出てみるとそこにいたのはかつての恩師だった。
「やあ、久しぶりだね」
「先生……」
恩師はだいぶ老けており、白髪が目立っている。久しぶりの恩師との再会なのに彼の心は沈んだままだった。
「聞いたよ、絵が描けないそうだね」
「はい」
「君の作品はどれも素晴らしいものだ」
「……ありがとうございます」
「自信をもちなさい、そして描きたいものを描けばいい。周りの声や目など気にしてはならないよ」
先生は真剣な目で語る。その言葉に彼は大切なことに気がついた。
自分の描きたいものを描くこと、それが今の彼には足りない物だった。
昔は好きなものを描いていた。今はどうだろう、世間が求めるものばかり描いていた。そんなの芸術家失格である。
「いいかい、僕は君の絵が好きだ。赴くまま、自由に描く君の絵が好きだ。また君の絵が見たい」
「はい、描きます」
そう言うと先生は微笑んだ。
「待ってるよ、君の絵を」
それだけ言い残すと先生は部屋を出ていった。
彼は久しぶりに絵の具を出して、キャンバスに向かう。
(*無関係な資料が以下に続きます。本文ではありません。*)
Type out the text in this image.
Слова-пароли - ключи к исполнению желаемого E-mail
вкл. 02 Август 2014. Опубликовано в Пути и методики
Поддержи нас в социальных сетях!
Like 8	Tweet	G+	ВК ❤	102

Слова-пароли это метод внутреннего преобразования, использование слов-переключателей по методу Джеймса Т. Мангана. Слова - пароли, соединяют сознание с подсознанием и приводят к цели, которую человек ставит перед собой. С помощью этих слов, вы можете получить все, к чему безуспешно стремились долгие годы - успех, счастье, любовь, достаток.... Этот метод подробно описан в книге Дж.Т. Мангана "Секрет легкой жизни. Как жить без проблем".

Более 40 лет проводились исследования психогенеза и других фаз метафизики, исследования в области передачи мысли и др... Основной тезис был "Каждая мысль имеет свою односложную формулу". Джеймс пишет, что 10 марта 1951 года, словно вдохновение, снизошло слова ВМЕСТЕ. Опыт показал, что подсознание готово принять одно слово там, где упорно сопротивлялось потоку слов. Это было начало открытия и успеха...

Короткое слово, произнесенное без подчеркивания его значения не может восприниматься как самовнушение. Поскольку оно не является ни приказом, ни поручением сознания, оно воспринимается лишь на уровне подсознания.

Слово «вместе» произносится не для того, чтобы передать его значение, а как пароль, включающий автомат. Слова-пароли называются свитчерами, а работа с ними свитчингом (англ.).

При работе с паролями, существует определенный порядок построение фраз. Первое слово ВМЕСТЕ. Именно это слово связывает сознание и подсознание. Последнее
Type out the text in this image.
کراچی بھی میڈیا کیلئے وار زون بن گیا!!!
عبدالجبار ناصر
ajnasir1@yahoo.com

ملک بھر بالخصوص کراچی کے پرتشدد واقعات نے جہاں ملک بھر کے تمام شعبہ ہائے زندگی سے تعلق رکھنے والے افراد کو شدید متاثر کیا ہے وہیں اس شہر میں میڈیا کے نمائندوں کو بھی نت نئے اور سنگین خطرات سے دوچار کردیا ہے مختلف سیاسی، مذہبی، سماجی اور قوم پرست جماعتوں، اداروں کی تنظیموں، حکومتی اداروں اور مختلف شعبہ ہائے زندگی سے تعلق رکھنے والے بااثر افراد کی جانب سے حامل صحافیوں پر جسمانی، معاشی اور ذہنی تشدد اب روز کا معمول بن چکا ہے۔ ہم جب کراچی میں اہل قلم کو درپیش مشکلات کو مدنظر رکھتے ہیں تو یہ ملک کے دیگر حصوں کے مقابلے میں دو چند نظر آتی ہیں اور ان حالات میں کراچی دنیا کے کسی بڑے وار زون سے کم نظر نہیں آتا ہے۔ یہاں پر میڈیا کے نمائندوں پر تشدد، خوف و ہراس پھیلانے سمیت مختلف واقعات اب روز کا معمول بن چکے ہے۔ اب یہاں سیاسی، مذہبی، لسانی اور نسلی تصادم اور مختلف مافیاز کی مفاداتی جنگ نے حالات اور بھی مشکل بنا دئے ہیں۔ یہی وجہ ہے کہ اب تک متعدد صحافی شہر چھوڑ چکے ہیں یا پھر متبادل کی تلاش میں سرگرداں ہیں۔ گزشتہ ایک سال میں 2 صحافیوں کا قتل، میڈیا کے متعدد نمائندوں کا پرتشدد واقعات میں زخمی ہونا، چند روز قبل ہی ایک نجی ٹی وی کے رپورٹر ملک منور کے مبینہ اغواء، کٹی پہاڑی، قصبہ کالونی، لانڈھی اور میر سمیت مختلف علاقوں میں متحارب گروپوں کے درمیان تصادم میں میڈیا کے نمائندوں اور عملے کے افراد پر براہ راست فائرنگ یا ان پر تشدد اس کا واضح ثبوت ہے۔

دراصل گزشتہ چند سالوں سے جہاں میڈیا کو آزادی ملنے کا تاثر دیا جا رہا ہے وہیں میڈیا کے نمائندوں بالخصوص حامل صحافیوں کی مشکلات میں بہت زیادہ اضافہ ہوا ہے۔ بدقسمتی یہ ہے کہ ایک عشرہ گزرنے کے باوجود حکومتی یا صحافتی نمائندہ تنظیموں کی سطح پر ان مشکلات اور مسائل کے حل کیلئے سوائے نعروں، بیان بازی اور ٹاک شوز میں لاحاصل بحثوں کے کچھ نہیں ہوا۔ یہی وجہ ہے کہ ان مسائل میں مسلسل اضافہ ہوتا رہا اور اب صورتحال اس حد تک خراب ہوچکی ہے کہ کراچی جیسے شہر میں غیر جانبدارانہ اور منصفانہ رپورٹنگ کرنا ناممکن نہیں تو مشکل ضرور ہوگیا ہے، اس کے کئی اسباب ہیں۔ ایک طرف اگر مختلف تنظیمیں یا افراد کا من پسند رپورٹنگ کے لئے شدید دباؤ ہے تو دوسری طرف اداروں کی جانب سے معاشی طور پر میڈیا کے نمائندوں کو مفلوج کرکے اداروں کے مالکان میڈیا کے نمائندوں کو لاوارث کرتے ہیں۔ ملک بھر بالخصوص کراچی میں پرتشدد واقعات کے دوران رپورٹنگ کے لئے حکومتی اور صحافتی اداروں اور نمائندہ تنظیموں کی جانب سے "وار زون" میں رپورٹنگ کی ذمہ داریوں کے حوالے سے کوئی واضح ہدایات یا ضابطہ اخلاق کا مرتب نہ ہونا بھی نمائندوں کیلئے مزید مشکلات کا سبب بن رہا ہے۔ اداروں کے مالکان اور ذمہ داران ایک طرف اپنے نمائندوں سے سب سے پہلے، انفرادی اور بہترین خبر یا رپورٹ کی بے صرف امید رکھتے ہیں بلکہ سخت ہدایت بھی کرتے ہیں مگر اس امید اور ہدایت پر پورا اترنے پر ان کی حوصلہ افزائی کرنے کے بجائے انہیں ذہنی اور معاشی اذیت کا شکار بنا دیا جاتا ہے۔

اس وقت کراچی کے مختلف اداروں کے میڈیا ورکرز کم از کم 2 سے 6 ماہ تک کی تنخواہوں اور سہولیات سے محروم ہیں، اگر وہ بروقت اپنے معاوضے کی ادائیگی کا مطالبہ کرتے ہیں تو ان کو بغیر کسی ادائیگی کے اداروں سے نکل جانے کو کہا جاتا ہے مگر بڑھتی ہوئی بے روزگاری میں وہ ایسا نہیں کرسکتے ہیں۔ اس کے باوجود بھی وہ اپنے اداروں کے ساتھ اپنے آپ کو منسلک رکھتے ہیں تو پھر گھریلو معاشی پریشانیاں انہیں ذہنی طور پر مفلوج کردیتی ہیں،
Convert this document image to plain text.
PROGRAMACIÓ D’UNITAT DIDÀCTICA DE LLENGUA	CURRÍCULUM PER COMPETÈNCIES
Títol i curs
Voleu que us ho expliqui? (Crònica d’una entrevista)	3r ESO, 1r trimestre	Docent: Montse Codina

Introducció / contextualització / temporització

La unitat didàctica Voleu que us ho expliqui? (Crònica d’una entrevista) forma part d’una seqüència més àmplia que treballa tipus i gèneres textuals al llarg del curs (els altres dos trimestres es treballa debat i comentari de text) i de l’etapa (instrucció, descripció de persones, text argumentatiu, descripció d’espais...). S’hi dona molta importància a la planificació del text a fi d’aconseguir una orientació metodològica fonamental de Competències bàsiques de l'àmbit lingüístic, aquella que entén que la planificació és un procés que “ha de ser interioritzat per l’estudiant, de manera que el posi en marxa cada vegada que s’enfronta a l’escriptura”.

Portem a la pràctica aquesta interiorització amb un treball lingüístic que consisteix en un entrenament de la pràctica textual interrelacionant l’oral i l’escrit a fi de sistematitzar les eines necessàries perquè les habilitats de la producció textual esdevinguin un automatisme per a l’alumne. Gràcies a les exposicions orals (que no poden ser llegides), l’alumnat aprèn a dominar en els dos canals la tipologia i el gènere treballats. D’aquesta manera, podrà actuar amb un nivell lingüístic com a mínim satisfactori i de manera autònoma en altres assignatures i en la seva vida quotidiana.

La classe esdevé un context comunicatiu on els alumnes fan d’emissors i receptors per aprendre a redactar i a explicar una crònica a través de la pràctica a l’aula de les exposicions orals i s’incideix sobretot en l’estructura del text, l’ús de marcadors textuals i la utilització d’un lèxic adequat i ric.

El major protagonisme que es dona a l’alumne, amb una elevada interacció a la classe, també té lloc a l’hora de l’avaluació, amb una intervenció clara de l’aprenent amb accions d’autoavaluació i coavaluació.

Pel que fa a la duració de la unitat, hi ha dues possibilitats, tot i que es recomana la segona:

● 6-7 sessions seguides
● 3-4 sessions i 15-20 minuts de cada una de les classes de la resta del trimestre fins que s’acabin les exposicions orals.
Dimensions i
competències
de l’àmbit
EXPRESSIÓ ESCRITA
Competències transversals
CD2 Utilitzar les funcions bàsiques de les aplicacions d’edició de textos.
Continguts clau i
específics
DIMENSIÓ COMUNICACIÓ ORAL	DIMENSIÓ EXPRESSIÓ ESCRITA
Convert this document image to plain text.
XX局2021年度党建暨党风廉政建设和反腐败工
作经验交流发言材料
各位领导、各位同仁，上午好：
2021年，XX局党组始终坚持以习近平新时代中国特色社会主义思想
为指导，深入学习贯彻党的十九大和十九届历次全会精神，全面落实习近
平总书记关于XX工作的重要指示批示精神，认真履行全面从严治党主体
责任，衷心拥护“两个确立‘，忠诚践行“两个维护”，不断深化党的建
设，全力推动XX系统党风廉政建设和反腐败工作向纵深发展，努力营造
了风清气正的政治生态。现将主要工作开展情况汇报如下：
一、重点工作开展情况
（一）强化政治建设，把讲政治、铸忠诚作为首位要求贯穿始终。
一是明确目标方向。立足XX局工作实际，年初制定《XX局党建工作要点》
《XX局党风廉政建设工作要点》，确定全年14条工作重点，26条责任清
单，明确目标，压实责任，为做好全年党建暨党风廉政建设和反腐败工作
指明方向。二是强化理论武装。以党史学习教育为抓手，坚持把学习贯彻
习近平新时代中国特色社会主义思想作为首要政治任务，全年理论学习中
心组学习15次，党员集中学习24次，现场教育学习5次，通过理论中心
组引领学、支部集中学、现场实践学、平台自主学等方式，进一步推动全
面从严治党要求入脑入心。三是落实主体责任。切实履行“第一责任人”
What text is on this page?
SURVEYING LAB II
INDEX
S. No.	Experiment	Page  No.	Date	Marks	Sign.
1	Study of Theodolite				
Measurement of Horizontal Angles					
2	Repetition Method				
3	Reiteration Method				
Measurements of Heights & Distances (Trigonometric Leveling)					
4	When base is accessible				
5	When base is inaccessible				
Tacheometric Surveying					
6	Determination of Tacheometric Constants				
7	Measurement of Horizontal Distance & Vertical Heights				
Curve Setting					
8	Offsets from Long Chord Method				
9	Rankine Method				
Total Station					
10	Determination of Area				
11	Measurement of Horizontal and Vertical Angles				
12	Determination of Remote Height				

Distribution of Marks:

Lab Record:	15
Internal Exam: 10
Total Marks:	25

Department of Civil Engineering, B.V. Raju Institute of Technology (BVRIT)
先ほどまでとは違い描きたいものが浮かんだ。
そうだ、先生を描こう。
彼は鉛筆を手に取り下絵を描き始める。
ああ、楽しい。
鉛筆が踊るようにキャンバスを走る。
良い絵が描けそうだ。
彼はその日から自分の描きたいものを描き続けた。もとのような名声は戻らなかったが、少なからず彼の絵を評価してくれる人もいた。
それだけで彼は幸せだった。
あの日の恩師の言葉は忘れない。
描きたいものを描ける、何て素晴らしいのだろう。
ため続けていたフラストレーションが一気に昇華されていくのを感じた。
「先生、ありがとうございます……」
ある日、一人の老人が新聞を読んでいた。
目に留まったのは凛々しい顔立ちにうっすらと笑みを浮かべた青年、その横には青年の描いたであろう人物画が飾ってあった。
それは紛れもなく老人の顔であった。
「描きたいものは、それかね……」
そう呟いてどこか幸せそうに笑った。
「そう、描きたいものを描けば良い、我慢する必要なんてない」
老人は真っ黒なキャンバスに目を向けた、彼は俗に言うスランプに陥っていた。
描きたいものを描けばいい、偉そうに言ったはいいが自分も描けずにいた。描けない自分に腹が立ち、老人は絵の具でキャンバスを塗りつぶした。
「どれ、お返しに描こうかね」
老人は皺だらけの手で鉛筆を握る、久しぶりに楽しく絵が描けそうな気がした。